The toll of this quiet self-abandonment is significant. Many women come to therapy exhausted, feeling unseen and emotionally alone. Some feel deep resentment while others are burnt out and unsure of what they even want out of life anymore.

It’s often in these moments, the moments of exhaustion, relational conflict, or spiritual guilt, that women realize something is missing. Somewhere along the way, they stopped showing up for themselves.

 

 

The Turning Point

Yet, there is hope. Many women experience a turning point, a moment when they begin asking themselves:

  • What do I really need?
  • When did I stop expressing my voice?
  • What would it look like to care for myself the way I care for others?

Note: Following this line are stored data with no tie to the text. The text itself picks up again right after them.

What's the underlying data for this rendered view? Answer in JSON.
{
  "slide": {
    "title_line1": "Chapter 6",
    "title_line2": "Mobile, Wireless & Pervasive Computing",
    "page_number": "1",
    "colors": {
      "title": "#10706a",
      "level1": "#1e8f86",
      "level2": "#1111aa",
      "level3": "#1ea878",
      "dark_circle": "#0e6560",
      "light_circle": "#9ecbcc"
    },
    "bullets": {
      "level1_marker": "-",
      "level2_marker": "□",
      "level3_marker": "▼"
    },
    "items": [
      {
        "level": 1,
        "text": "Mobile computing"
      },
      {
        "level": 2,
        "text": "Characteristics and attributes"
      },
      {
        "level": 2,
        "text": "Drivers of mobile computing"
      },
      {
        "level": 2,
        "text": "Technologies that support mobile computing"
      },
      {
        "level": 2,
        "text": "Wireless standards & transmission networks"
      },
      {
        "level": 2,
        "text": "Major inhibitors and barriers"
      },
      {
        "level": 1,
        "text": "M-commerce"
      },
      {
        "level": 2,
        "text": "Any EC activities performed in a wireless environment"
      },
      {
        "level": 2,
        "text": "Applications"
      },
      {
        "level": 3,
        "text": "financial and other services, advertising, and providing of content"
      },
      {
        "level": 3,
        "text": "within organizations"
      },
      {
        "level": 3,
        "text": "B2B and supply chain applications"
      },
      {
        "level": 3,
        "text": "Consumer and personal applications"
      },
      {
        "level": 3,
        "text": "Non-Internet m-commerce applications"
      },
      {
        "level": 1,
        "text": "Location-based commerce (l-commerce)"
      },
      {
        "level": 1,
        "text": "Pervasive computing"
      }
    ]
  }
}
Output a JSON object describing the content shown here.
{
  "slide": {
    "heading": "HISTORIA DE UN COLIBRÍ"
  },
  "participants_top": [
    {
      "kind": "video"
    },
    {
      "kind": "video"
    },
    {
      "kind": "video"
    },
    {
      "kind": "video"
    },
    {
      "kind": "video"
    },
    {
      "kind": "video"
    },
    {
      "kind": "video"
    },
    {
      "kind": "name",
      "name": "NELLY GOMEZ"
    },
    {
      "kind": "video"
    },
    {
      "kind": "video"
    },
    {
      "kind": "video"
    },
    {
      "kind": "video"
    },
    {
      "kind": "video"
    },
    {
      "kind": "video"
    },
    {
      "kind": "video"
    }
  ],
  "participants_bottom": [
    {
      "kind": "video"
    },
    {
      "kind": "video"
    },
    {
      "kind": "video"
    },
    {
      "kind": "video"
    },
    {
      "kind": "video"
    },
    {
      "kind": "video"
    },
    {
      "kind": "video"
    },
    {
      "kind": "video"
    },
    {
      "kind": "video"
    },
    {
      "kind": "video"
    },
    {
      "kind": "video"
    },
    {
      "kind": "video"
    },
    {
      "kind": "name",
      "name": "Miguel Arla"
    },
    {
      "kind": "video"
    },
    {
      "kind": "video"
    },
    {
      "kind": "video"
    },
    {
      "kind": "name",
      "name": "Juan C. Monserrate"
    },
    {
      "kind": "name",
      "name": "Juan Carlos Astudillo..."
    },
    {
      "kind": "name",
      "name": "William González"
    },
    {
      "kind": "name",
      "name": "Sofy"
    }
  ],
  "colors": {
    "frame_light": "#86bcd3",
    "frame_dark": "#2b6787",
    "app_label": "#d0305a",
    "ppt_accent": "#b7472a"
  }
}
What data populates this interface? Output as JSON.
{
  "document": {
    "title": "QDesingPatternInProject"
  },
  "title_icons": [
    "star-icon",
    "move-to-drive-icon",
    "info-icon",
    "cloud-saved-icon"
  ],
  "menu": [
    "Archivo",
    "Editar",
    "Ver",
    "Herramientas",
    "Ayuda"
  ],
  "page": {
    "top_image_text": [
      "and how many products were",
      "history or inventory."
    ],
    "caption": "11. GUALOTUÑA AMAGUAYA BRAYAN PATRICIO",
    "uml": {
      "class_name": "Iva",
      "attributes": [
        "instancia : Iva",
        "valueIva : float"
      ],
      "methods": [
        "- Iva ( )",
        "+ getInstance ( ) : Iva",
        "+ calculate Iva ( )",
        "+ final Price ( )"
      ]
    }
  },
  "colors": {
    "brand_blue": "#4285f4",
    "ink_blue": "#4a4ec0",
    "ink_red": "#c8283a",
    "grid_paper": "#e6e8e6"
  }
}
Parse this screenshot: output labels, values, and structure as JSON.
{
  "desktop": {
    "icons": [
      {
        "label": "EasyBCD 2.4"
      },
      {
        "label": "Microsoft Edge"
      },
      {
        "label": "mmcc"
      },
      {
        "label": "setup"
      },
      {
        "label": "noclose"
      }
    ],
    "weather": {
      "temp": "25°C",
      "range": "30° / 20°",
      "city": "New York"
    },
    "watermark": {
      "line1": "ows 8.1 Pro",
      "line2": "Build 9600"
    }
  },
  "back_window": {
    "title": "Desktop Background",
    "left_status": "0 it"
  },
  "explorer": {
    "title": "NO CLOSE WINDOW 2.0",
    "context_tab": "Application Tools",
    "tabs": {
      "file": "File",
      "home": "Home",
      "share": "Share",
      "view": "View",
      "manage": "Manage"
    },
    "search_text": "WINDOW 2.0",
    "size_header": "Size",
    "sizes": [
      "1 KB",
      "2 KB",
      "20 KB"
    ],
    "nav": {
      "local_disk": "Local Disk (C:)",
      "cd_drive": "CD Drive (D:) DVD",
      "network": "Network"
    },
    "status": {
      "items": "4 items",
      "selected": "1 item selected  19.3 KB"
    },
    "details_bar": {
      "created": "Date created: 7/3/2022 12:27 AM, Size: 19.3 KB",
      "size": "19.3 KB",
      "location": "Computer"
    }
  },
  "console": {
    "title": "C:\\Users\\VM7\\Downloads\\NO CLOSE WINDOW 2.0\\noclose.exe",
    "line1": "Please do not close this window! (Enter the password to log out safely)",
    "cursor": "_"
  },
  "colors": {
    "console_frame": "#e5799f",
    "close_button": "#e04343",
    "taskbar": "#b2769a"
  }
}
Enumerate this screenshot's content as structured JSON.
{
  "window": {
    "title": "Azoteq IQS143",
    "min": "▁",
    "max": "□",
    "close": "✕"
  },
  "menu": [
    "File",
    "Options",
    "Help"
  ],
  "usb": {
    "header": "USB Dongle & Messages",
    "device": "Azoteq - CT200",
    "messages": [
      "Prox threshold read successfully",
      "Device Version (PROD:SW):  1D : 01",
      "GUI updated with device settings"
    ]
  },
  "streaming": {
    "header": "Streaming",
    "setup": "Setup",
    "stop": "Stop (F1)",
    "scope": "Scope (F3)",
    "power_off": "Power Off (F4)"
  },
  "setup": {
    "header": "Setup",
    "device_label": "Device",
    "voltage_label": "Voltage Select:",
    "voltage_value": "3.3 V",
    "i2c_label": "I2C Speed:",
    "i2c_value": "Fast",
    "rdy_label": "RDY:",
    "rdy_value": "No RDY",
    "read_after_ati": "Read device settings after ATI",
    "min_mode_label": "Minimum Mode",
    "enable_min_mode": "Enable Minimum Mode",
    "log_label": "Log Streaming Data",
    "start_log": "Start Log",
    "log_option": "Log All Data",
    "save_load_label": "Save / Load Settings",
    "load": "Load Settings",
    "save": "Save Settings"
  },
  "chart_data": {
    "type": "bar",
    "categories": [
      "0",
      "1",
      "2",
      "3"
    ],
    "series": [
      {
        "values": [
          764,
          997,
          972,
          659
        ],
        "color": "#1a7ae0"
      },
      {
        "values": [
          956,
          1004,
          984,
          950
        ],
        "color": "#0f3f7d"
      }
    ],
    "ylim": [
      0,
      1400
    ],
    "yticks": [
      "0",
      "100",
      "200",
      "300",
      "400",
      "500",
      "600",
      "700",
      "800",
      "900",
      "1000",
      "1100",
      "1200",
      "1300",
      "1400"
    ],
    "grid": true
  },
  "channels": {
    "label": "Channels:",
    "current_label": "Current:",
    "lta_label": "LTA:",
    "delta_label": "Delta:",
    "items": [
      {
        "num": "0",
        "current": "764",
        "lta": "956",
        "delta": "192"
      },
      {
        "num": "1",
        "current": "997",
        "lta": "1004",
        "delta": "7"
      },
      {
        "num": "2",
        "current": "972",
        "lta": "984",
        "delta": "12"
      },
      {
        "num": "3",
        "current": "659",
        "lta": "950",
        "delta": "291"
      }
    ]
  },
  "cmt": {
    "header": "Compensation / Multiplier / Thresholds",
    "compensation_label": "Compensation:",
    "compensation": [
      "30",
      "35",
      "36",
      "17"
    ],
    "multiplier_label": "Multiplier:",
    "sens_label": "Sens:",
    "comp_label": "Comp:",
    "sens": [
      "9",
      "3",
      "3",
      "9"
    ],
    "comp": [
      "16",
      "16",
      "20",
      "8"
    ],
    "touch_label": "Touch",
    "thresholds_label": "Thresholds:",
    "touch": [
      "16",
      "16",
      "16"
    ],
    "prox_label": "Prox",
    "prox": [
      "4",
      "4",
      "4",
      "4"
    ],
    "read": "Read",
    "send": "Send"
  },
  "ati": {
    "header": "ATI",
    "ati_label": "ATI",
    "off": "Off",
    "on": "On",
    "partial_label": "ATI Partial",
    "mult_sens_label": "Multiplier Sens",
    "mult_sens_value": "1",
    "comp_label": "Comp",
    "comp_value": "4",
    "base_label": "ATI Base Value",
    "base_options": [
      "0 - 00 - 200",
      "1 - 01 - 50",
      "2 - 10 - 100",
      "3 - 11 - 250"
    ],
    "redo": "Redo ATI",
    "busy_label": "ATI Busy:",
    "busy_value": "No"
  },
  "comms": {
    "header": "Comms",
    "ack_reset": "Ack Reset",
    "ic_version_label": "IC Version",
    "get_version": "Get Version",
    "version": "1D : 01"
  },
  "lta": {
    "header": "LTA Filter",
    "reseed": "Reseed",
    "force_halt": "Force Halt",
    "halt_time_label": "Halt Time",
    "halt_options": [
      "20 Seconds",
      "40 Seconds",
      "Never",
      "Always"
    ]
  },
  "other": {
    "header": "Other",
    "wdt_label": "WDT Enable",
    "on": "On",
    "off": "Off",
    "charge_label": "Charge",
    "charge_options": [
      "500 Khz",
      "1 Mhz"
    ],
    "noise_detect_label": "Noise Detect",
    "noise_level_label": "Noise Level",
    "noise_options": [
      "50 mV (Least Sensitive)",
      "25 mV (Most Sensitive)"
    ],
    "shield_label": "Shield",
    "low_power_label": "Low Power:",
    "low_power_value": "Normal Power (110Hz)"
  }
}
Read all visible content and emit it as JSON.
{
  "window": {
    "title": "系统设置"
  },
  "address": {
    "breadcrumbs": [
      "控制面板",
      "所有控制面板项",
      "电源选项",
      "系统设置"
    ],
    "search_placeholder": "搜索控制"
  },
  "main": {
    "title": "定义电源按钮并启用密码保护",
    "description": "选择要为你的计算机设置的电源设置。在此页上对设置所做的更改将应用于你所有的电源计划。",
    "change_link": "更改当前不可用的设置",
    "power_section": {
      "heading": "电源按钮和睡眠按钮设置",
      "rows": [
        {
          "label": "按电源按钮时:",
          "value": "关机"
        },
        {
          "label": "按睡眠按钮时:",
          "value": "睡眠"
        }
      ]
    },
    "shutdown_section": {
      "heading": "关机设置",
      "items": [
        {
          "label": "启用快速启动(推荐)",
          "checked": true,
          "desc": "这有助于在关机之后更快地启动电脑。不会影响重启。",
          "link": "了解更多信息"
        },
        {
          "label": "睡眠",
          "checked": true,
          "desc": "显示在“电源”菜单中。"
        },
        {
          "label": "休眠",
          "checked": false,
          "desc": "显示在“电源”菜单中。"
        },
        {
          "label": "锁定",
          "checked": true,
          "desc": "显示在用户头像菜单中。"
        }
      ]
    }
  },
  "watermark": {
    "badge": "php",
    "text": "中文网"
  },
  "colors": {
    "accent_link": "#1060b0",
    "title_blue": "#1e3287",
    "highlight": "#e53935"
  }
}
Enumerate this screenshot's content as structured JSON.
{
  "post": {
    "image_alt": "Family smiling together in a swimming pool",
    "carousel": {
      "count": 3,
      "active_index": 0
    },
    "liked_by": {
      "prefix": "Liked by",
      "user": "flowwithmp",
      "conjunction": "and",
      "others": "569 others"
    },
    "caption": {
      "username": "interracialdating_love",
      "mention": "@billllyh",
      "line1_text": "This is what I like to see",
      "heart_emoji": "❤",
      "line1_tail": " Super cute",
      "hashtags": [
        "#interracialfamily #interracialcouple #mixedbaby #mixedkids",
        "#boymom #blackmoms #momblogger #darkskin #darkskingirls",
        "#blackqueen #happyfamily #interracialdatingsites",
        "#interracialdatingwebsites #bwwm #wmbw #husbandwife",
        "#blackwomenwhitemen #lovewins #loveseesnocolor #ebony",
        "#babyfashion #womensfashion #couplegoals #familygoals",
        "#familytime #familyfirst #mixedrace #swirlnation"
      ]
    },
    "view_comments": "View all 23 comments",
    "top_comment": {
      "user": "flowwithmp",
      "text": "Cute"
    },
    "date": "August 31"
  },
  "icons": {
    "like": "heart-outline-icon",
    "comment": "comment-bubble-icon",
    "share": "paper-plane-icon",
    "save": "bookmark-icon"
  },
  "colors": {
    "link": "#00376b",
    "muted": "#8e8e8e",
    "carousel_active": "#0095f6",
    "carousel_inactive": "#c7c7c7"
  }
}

This moment doesn’t always happen suddenly. Sometimes it’s sparked by extreme burnout, relationship challenges, becoming a mother, or even the reflective space of therapy. But when it comes, it marks the start of something profound: a conscious choice to include oneself in the care, attention, and love that has been given to others for so long.

What Choosing Yourself Looks Like

Choosing yourself isn’t selfish. It’s about rediscovering your own needs and allowing yourself to be seen and heard.

It might mean:

  • Recognizing that you are deserving of care, respect, and happiness
  • Expressing your emotional needs clearly without apology
  • Setting healthy boundaries in relationships
  • Asking for support when you need it
  • Redefining what love, partnership, and family should feel like or walking away from what drains and harms you

 

This month, in the spirit of International Women’s Day, take a moment to pause, reflect, and ask: Am I showing up for myself the way I show up for others?

Because choosing yourself doesn’t mean turning away from love or connection. It means giving yourself the same attention, care, and affirmation you hope to receive from others. It’s about taking that line and flipping it, saying to yourself, “Pick me, choose me, love me.”